Much of the instructional work I do deals with teaching scenics. With this in mind, there are two essential filters I place on my list of required items for a class: graduated neutral density and a polarizer. I recommend grad filters to tame the contrast when shooting reflections and also to tame contrast at sunrise and sunset. Place the dark part of the filter over the light part of the image area and the contrast range is tamed. A more evenly lit photograph is the result. Each situation calls for a different strength. I carry one-, two-, and three-stop densities. Additionally, there are soft and hard edge options. If the transition point between the light and dark area is abrupt, it calls for the hard-edge variety. Conversely, if there's a smooth gradation, the soft edge is more beneficial. To optimize their use, the result should look natural. A pet peeve of mine is when I see a graduated filter improperly used on a reflection. If the end result is a reflection that comes out lighter than the section of the image being reflected, the photographer used a filter that was too dark and results in something that isn't natural.

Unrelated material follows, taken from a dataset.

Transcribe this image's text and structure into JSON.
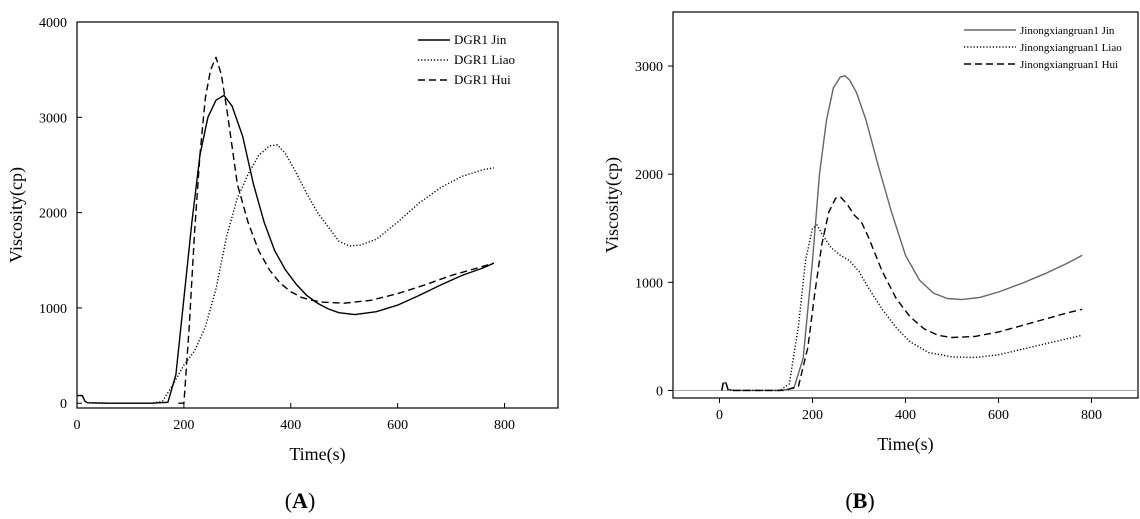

To use a graduated ND filter properly, there are a few keys to keep in mind. An important fact to remember is to use the DOF preview button to accurately position the dark part of the filter over the light area of the image. If you fail to do this, unless you shoot the scene with the aperture wide open, the aperture at which you shoot will impact the point of the dark-to-light transition. This is especially critical if you're using the hard edge variety. Another factor to consider is exposure. Be sure to use the meter reading after the filter is dropped in place, not the one before it's positioned. The meter reading will change as the filter is lowered into place and compensate accordingly.
Realize that the use of a graduated neutral density filter is not restricted to just sunrise and sunset. Additionally, it's not limited to placement on the top portion of the frame. I want to emphasize this and offer a thought. You may encounter a situation where the foreground is brighter than the rest of the image. Situations may include fast moving rapids or layers of white limestone. In both instances, it may be essential to tone down the brightness of the foreground. Simply place the dark part of the graduated filter on the bottom to accomplish this. As always, be cognizant of where the line of transition falls and meter the scene once the filter is in place.